One of the most important safety practices, says Bakalar, is continually checking the ice as you move across it. “This is why drownings happen while snowmobiling. The snowmobiles move so quickly that ice conditions change under them and drivers aren’t able to get out and check the thickness fast enough.” she says. Keep in mind that variables like temperature and water currents can quickly change the thickness of ice in one area compared to another, so that’s why it’s necessary to check ice density thoroughly as you move around.

It’s safe to travel on ice at night: Myth

In general, travel on ice at night should be avoided. “It is absolutely more risky to go out on the ice at night,” says Bakalar. “You just don’t have the same visibility so it’s not as easy to spot hazards that might have frozen into the ice or holes and weak spots you could fall into.” The best time to get out on the ice is during the day when you can accurately judge the conditions.

You should always wear a PFD while travelling on ice: True

It may seem silly, but trying to swim in ice-cold water is no joke: “When you fall into freezing water, not only does it become hard to breathe, but your extremities go numb very quickly. All of that makes it incredibly difficult to swim,” says Bakalar. “That life jacket or PFD will help you float, making it easier to get to safety.”
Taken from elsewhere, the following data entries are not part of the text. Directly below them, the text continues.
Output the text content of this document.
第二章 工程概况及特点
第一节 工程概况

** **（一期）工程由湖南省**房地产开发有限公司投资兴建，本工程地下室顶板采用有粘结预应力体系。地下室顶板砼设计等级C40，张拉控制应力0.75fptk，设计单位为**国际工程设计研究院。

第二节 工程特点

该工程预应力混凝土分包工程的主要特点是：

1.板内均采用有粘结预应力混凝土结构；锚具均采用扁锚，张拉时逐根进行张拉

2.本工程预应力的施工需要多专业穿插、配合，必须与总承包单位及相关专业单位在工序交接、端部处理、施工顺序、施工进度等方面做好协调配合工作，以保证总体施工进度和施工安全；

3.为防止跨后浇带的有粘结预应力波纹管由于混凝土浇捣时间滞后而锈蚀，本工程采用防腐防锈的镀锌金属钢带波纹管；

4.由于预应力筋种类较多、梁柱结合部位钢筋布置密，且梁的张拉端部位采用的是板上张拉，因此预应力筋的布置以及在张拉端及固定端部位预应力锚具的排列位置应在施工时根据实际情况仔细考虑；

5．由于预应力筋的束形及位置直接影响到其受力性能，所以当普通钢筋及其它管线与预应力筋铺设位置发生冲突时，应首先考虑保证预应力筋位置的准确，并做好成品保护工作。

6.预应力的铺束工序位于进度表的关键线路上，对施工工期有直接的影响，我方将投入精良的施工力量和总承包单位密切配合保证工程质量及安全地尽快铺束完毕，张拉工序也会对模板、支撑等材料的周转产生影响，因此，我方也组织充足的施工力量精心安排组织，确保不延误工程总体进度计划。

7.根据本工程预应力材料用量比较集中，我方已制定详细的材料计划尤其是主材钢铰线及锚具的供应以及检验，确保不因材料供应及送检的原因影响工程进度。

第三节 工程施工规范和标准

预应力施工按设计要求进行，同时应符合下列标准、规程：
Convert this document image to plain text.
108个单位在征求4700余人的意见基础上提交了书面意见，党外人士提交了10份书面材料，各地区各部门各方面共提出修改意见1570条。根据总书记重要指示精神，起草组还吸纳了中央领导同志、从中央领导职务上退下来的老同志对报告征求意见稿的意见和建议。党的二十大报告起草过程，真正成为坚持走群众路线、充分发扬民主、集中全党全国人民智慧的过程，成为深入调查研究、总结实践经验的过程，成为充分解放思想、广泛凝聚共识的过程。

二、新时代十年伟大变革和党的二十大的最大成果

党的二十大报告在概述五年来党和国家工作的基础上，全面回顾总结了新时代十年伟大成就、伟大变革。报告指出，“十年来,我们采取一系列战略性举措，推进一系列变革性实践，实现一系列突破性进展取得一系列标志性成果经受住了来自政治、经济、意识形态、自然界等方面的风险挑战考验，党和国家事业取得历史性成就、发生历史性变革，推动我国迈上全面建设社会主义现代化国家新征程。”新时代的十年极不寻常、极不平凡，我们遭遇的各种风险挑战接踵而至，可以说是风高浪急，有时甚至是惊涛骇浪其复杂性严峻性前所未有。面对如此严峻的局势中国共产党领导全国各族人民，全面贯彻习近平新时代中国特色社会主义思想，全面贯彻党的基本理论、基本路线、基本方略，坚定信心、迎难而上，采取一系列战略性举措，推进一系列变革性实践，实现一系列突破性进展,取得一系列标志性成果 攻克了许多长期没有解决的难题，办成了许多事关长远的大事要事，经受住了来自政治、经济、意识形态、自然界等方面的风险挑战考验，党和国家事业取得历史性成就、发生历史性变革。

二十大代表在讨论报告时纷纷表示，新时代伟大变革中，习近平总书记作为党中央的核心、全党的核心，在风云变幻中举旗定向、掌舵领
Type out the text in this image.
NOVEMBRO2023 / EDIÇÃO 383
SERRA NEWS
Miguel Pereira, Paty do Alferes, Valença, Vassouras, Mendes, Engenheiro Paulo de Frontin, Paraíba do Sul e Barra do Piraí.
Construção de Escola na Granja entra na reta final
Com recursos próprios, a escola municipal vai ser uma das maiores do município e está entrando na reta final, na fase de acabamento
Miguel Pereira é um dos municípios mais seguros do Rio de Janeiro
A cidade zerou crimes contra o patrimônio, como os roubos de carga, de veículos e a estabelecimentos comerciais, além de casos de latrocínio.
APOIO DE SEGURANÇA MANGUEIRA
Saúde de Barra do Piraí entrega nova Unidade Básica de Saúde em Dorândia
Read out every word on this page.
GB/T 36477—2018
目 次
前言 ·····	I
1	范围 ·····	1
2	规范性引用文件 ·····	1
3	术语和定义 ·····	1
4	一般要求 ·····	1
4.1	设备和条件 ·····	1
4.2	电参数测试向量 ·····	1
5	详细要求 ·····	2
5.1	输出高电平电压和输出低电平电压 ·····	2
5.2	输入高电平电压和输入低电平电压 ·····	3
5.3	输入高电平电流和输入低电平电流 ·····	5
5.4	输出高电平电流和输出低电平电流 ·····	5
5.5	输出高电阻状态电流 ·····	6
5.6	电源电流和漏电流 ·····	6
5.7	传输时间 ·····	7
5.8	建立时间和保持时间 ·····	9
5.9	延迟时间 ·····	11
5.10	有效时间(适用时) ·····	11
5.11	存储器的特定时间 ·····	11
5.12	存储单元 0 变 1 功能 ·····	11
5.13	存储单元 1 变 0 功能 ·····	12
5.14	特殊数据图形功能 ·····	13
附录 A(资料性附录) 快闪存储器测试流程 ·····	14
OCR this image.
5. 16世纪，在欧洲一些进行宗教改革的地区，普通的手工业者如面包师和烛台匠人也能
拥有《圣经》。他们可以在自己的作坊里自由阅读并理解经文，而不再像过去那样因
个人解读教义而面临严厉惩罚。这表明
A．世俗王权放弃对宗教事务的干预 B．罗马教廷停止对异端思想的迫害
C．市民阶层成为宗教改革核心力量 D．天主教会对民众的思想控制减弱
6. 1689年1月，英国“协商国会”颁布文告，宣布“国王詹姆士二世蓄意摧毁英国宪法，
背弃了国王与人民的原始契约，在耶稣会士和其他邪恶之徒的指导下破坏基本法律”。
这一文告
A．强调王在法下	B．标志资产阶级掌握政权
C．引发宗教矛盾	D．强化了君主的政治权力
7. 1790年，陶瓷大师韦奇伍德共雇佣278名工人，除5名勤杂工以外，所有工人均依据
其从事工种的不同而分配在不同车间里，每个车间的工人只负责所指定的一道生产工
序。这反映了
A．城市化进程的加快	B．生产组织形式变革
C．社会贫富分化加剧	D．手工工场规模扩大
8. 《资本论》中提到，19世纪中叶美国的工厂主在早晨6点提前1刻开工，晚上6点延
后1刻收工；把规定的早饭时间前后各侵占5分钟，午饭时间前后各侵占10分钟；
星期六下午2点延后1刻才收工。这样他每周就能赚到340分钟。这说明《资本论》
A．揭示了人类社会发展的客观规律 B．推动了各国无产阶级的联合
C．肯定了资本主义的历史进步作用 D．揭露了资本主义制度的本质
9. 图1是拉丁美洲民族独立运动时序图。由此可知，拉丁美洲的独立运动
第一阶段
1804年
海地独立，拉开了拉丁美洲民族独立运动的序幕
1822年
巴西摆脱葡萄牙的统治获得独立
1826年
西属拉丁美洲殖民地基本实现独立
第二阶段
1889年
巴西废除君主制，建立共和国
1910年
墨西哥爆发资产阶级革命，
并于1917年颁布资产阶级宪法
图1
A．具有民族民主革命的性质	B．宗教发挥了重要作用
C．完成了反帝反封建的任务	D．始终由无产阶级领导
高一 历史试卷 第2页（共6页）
If you fall through ice you should pull yourself up as if you were getting out of a pool: Myth

“If you try to get out simply by pushing down on the ice surface, it will likely keep breaking under you,” says Bakalar. Instead, the Canadian Red Cross says you should first reach your arms out flat onto the ice surface. Then, kick your legs up behind you so the rest of your body is in line with your arms—you want to try and keep your body fairly horizontal. Next, shimmy your chest and stomach onto the ice, kicking your feet for momentum and using your arms to help you crawl forward. Once your whole body is out of the water, resist the urge to stand up right away. Instead, roll away from the broken ice and towards the shore to safety.

You should always travel with a friend while venturing out onto ice: True

A friend can help rescue you if you fall in, and call for help if they can’t save you on their own—that’s why it’s essential to travel in pairs while out on the ice. Bakalar says the best help someone can provide to a friend that’s fallen in is to find stable ground and call 911 right away. Next, while remaining on solid ground, try to locate something like a long branch or rope to help pull the person in the water out. The most important thing? Stay on solid ground: “Nobody can help anybody if you’re both in the water,” says Bakalar.

If driving on ice, you should leave your windows open for a quick escape: True

Driving on ice is generally not safe, says Bakalar. But if you do need to do it to get to your island cottage, say, Bakalar confirms it’s best to drive with your windows down, your doors unlocked, your seatbelt undone, and your headlights on. “Having these restraints out of way ensures you will be able to make a quick escape if the car breaks through the ice,” she says. The recommended ice thickness for vehicles is at least 12 inches.

All in all, it’s best to practice an abundance of caution while out on the ice, either with friends, in a vehicle, or otherwise. Plus, with winter temperatures becoming increasingly unpredictable, it’s more important than ever to know how to identify safe ice, how to prevent emergencies, and what to do if you do encounter one.